Right now, your teen is forming relationships that set the stage for future relationships. Given that 1 in 5 high schoolers experience dating violence, you’ll want to be sure you do your part to help your child understand what a healthy relationship feels and looks like. People define relationships in many different ways, but for a relationship to be healthy you need:
- Safe Communication
- Mutual Respect
According to Futures without Violence, the following are 10 Tips for Parents on talking about healthy relationships with teens:
- Encourage open, honest, and thoughtful reflection. Talk openly with teens, rather than dismissing ideas as “wrong”.
- Be sensitive and firm. Be willing to talk openly and respect differences of opinion.

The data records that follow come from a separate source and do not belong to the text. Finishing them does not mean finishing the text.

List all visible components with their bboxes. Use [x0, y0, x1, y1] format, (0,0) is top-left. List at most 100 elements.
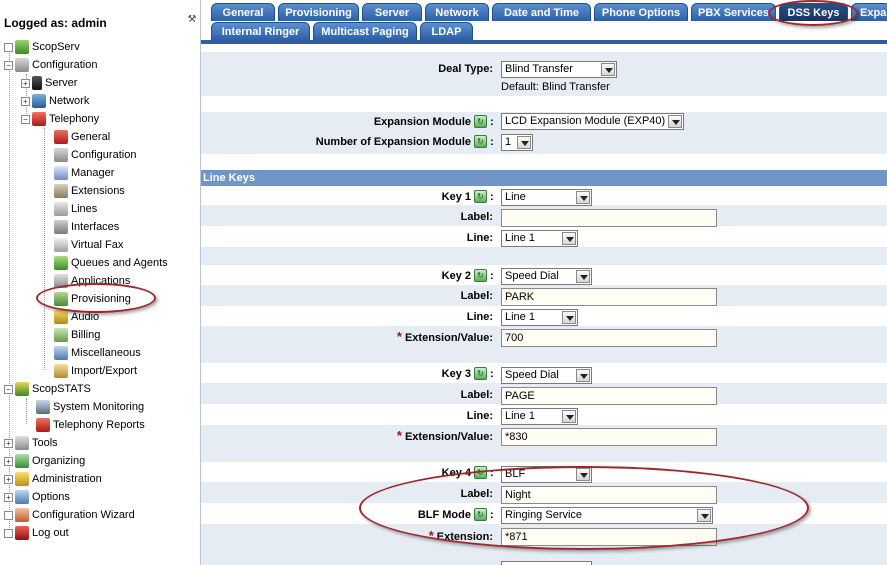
key3-type-select[interactable]: Speed Dial — [501, 367, 592, 384]
tree-item-options[interactable]: + Options — [4, 488, 70, 506]
tree-item-log-out[interactable]: Log out — [4, 524, 69, 542]
deal-type-select[interactable]: Blind Transfer — [501, 61, 617, 78]
refresh-icon[interactable]: ↻ — [474, 466, 487, 479]
collapse-toggle[interactable]: − — [4, 384, 13, 394]
tree-item-label: Network — [49, 95, 90, 108]
key2-extension-value-input[interactable] — [501, 329, 717, 347]
key3-line-select[interactable]: Line 1 — [501, 408, 578, 425]
tree-item-miscellaneous[interactable]: Miscellaneous — [54, 344, 141, 362]
tree-item-general[interactable]: General — [54, 128, 110, 146]
tree-item-telephony[interactable]: − Telephony — [21, 110, 99, 128]
collapse-toggle[interactable]: − — [4, 60, 13, 70]
expand-toggle[interactable]: + — [4, 438, 13, 448]
tree-item-administration[interactable]: + Administration — [4, 470, 102, 488]
refresh-icon[interactable]: ↻ — [474, 269, 487, 282]
expand-toggle[interactable]: + — [4, 456, 13, 466]
tab-date-and-time[interactable]: Date and Time — [492, 3, 591, 21]
key2-label-input[interactable] — [501, 288, 717, 306]
tree-item-scopstats[interactable]: − ScopSTATS — [4, 380, 91, 398]
refresh-icon[interactable]: ↻ — [474, 508, 487, 521]
tree-item-configuration[interactable]: − Configuration — [4, 56, 97, 74]
tree-item-label: Options — [32, 491, 70, 504]
chevron-down-icon[interactable] — [601, 63, 615, 76]
tree-item-virtual-fax[interactable]: Virtual Fax — [54, 236, 123, 254]
collapse-toggle[interactable] — [4, 42, 13, 52]
refresh-icon[interactable]: ↻ — [474, 190, 487, 203]
collapse-toggle[interactable]: − — [21, 114, 30, 124]
key2-type-select[interactable]: Speed Dial — [501, 268, 592, 285]
tree-item-label: Telephony — [49, 113, 100, 126]
tree-item-configuration-wizard[interactable]: Configuration Wizard — [4, 506, 135, 524]
tree-item-queues-agents[interactable]: Queues and Agents — [54, 254, 168, 272]
tree-item-provisioning[interactable]: Provisioning — [54, 290, 131, 308]
tree-item-extensions[interactable]: Extensions — [54, 182, 125, 200]
tree-item-tools[interactable]: + Tools — [4, 434, 58, 452]
tree-item-telephony-reports[interactable]: Telephony Reports — [36, 416, 145, 434]
tree-item-import-export[interactable]: Import/Export — [54, 362, 137, 380]
tree-item-interfaces[interactable]: Interfaces — [54, 218, 119, 236]
key3-title: Key 3 — [441, 368, 471, 380]
tree-item-configuration-sub[interactable]: Configuration — [54, 146, 136, 164]
expand-toggle[interactable]: + — [4, 492, 13, 502]
chevron-down-icon[interactable] — [517, 136, 531, 149]
chevron-down-icon[interactable] — [576, 468, 590, 481]
tab-server[interactable]: Server — [362, 3, 422, 21]
tab-ldap[interactable]: LDAP — [420, 22, 473, 40]
key2-title: Key 2 — [441, 270, 471, 282]
tab-general[interactable]: General — [211, 3, 275, 21]
key1-line-select[interactable]: Line 1 — [501, 230, 578, 247]
chevron-down-icon[interactable] — [562, 311, 576, 324]
tree-item-scopserv[interactable]: ScopServ — [4, 38, 80, 56]
expand-toggle[interactable]: + — [21, 78, 30, 88]
tree-item-manager[interactable]: Manager — [54, 164, 114, 182]
tree-item-system-monitoring[interactable]: System Monitoring — [36, 398, 144, 416]
tab-provisioning[interactable]: Provisioning — [278, 3, 359, 21]
key3-label-input[interactable] — [501, 387, 717, 405]
tab-dss-keys[interactable]: DSS Keys — [779, 3, 848, 21]
key4-label-input[interactable] — [501, 486, 717, 504]
blf-mode-select[interactable]: Ringing Service — [501, 507, 713, 524]
key1-type-select[interactable]: Line — [501, 189, 592, 206]
key4-type-select[interactable]: BLF — [501, 466, 592, 483]
select-value: LCD Expansion Module (EXP40) — [505, 115, 666, 127]
tab-network[interactable]: Network — [425, 3, 489, 21]
pin-icon[interactable]: ⚒ — [186, 14, 198, 26]
chevron-down-icon[interactable] — [576, 369, 590, 382]
tree-item-organizing[interactable]: + Organizing — [4, 452, 85, 470]
chevron-down-icon[interactable] — [697, 509, 711, 522]
refresh-icon[interactable]: ↻ — [474, 115, 487, 128]
tab-multicast-paging[interactable]: Multicast Paging — [313, 22, 417, 40]
key5-type-select-partial[interactable] — [501, 561, 592, 565]
tree-item-audio[interactable]: Audio — [54, 308, 99, 326]
num-expansion-module-select[interactable]: 1 — [501, 134, 533, 151]
chevron-down-icon[interactable] — [576, 191, 590, 204]
key1-label-input[interactable] — [501, 209, 717, 227]
section-header-line-keys: Line Keys — [201, 170, 887, 186]
tab-phone-options[interactable]: Phone Options — [594, 3, 688, 21]
key-icon — [15, 472, 29, 487]
expand-toggle[interactable]: + — [4, 474, 13, 484]
key2-line-select[interactable]: Line 1 — [501, 309, 578, 326]
key4-extension-label: * Extension: — [371, 528, 493, 544]
tree-item-billing[interactable]: Billing — [54, 326, 100, 344]
chevron-down-icon[interactable] — [576, 270, 590, 283]
refresh-icon[interactable]: ↻ — [474, 135, 487, 148]
expand-toggle[interactable]: + — [21, 96, 30, 106]
tree-item-applications[interactable]: Applications — [54, 272, 130, 290]
tree-item-server[interactable]: + Server — [21, 74, 77, 92]
chevron-down-icon[interactable] — [668, 115, 682, 128]
chevron-down-icon[interactable] — [562, 232, 576, 245]
key3-extension-value-input[interactable] — [501, 428, 717, 446]
chevron-down-icon[interactable] — [562, 410, 576, 423]
tab-pbx-services[interactable]: PBX Services — [691, 3, 776, 21]
tree-item-lines[interactable]: Lines — [54, 200, 97, 218]
telephone-icon — [32, 112, 46, 127]
tree-item-network[interactable]: + Network — [21, 92, 89, 110]
tab-expansion[interactable]: Expa — [851, 3, 887, 21]
expansion-module-select[interactable]: LCD Expansion Module (EXP40) — [501, 113, 684, 130]
refresh-icon[interactable]: ↻ — [474, 367, 487, 380]
deal-type-label: Deal Type: — [438, 63, 493, 75]
scopstats-icon — [15, 382, 29, 397]
tab-internal-ringer[interactable]: Internal Ringer — [211, 22, 310, 40]
key4-extension-input[interactable] — [501, 528, 717, 546]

- Understand teen development. Adolescence is all about experimentation. From mood swings to risk taking, “normal teenage behavior” can appear anything but normal.

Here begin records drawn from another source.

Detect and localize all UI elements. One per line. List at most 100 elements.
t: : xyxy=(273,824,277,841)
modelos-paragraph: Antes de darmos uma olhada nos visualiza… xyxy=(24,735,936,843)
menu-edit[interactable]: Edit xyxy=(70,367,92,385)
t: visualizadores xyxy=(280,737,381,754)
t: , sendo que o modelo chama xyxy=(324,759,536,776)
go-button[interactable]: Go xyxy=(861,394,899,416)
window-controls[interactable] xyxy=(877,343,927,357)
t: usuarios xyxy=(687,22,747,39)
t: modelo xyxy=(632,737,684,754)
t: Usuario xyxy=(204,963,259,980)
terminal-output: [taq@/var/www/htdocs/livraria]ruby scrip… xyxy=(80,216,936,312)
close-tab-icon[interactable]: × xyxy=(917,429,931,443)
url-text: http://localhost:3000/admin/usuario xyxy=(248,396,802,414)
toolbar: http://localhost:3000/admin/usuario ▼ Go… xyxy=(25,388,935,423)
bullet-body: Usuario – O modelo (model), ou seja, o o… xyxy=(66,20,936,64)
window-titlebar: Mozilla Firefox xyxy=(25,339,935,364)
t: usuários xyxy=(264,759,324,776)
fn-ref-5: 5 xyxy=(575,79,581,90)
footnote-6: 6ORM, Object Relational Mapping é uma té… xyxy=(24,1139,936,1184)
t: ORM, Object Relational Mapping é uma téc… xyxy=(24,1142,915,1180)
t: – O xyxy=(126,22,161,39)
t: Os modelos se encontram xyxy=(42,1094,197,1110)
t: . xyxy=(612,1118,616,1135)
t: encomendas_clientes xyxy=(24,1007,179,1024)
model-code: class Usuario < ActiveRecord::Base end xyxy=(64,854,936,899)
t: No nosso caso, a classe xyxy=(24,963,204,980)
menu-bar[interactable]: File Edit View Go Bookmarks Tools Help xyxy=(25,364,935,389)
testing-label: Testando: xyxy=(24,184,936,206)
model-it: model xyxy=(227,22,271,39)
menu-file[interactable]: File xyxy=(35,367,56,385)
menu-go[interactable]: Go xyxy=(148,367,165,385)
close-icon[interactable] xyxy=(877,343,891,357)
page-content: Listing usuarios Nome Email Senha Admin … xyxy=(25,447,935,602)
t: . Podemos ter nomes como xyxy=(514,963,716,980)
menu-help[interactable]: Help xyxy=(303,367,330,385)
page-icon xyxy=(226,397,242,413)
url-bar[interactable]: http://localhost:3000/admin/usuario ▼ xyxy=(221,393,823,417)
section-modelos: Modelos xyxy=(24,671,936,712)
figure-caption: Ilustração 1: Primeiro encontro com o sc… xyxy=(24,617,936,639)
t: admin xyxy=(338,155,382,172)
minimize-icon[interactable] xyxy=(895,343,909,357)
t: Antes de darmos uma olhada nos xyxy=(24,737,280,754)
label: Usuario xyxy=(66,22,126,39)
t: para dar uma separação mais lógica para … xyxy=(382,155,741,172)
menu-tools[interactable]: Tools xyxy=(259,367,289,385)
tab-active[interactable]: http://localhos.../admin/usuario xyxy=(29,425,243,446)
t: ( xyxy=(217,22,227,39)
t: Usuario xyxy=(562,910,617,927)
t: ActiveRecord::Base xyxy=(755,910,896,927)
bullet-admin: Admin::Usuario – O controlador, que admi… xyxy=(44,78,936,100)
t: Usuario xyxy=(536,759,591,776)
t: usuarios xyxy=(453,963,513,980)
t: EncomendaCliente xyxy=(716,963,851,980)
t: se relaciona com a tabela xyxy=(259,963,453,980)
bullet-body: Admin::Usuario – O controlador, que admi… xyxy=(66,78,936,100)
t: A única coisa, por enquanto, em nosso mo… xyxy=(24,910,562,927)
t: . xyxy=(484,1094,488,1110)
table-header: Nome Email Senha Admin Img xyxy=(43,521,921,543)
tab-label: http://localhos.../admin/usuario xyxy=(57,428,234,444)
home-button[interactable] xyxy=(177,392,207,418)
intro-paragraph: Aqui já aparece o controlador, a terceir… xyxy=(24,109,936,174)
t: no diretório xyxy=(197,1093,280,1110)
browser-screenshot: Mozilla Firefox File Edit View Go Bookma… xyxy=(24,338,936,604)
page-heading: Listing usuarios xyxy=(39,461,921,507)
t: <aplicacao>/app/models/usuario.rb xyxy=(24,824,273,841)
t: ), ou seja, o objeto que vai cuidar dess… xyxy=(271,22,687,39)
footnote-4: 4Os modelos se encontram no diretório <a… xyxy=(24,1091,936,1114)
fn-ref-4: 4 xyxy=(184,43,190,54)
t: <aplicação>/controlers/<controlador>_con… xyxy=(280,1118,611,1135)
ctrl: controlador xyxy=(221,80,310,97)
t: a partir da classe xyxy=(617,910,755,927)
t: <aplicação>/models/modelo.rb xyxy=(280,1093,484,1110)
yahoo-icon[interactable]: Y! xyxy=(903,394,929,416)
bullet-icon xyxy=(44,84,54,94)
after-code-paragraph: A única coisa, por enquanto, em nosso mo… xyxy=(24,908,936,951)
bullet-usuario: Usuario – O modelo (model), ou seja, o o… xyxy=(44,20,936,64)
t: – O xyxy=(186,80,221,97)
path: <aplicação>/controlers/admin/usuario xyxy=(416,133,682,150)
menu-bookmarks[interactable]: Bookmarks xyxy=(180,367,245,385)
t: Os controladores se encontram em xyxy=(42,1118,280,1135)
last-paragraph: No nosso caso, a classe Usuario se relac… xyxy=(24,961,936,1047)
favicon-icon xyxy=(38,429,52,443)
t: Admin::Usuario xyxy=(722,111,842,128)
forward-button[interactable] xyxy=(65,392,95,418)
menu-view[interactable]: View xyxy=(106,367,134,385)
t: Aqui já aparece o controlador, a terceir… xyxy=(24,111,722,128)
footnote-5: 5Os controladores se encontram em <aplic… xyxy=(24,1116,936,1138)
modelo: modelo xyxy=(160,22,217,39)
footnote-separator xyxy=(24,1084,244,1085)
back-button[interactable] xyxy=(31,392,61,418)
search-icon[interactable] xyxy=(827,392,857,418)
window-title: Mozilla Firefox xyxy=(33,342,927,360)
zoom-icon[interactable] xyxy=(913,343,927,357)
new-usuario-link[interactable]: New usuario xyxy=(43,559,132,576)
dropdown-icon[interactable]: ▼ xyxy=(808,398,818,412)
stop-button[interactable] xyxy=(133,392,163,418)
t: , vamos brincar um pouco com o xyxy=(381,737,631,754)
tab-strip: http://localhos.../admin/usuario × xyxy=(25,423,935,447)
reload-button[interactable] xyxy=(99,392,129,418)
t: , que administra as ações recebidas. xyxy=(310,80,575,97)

- Teens face new and increasing pressures about sex, substance abuse and dating. Take the time to listen to them and help them think through the situations they face.
- Make sure teens know how you feel about disrespect, use of abusive or inappropriate language, controlling behavior, or any forms of violence.

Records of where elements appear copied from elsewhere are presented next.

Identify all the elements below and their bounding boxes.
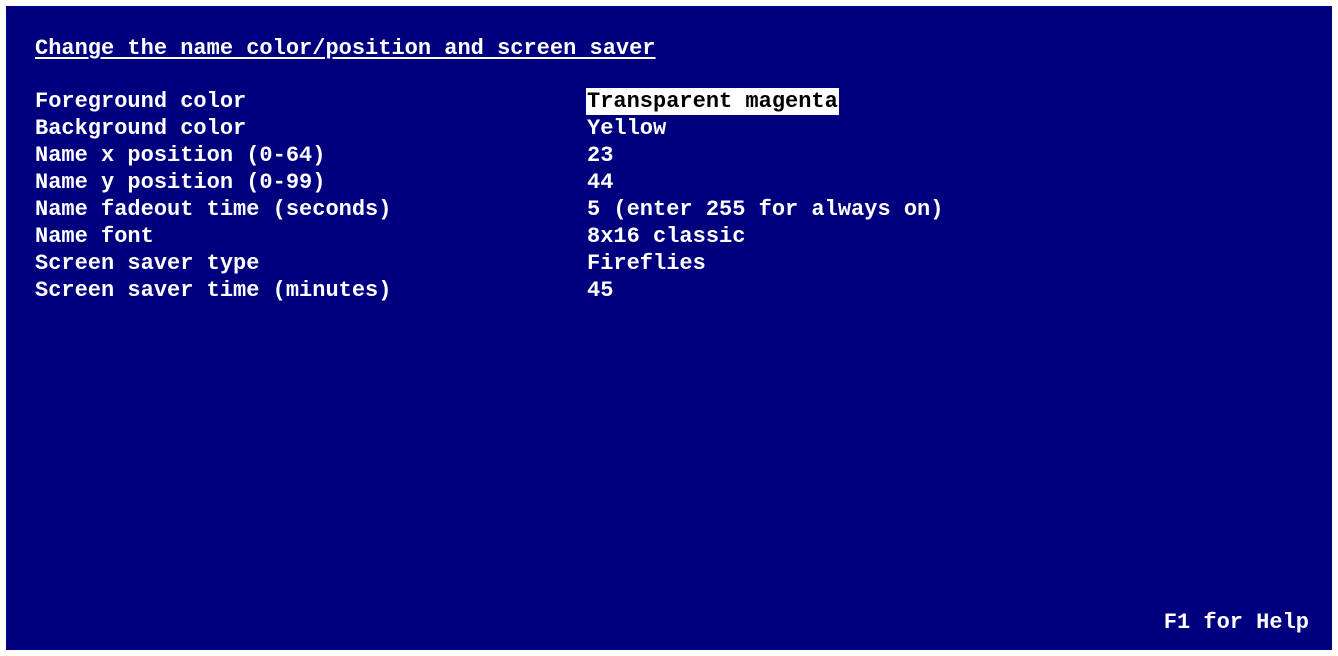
setting-label: Name x position (0-64)	[35, 143, 326, 168]
setting-row-screen-saver-time[interactable]: Screen saver time (minutes) 45	[35, 277, 944, 304]
page-title: Change the name color/position and scree…	[35, 36, 656, 61]
setting-value-name-font[interactable]: 8x16 classic	[586, 223, 746, 250]
setting-value-name-x-position[interactable]: 23	[586, 142, 614, 169]
setting-value-screen-saver-type[interactable]: Fireflies	[586, 250, 707, 277]
setting-row-foreground-color[interactable]: Foreground color Transparent magenta	[35, 88, 944, 115]
setting-value-background-color[interactable]: Yellow	[586, 115, 667, 142]
settings-list: Foreground color Transparent magenta Bac…	[35, 88, 944, 304]
setting-label: Screen saver time (minutes)	[35, 278, 392, 303]
setting-value-name-y-position[interactable]: 44	[586, 169, 614, 196]
setting-value-foreground-color[interactable]: Transparent magenta	[586, 88, 839, 115]
setting-label: Background color	[35, 116, 247, 141]
help-hint: F1 for Help	[1163, 610, 1309, 635]
settings-screen: Change the name color/position and scree…	[6, 6, 1332, 650]
setting-row-name-fadeout-time[interactable]: Name fadeout time (seconds) 5 (enter 255…	[35, 196, 944, 223]
setting-label: Name font	[35, 224, 154, 249]
setting-label: Screen saver type	[35, 251, 260, 276]
setting-label: Name fadeout time (seconds)	[35, 197, 392, 222]
setting-label: Foreground color	[35, 89, 247, 114]
setting-label: Name y position (0-99)	[35, 170, 326, 195]
setting-row-background-color[interactable]: Background color Yellow	[35, 115, 944, 142]
setting-value-name-fadeout-time[interactable]: 5 (enter 255 for always on)	[586, 196, 944, 223]
setting-row-name-y-position[interactable]: Name y position (0-99) 44	[35, 169, 944, 196]
setting-row-name-font[interactable]: Name font 8x16 classic	[35, 223, 944, 250]
setting-row-screen-saver-type[interactable]: Screen saver type Fireflies	[35, 250, 944, 277]
setting-value-screen-saver-time[interactable]: 45	[586, 277, 614, 304]
setting-row-name-x-position[interactable]: Name x position (0-64) 23	[35, 142, 944, 169]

- Use TV episodes, movies, music lyrics, news, community events or the experiences of friends to discuss healthy and unhealthy relationships.
- Teach teens how to stand-up for friends when 0bserving unhealthy treatment of peers.
- Have conversations that address and promote healthy relationships.
- Be an active participant in your young teen’s life.
- Be prepared that you and your teen will make mistakes, but continue to help teens make responsible choices.
The pressure to conform, negative peer and social influences, media images and messages, and acceptance of abuse and violence against identifiable groups impact how teens view others as well as their partners. All teens need accurate information and exposure to positive models to help them strengthen their relationship skills to assist in making safe responsible choices. As a parent, you are the most important resource and advisor for your child and are instrumental in helping your child develop these skills.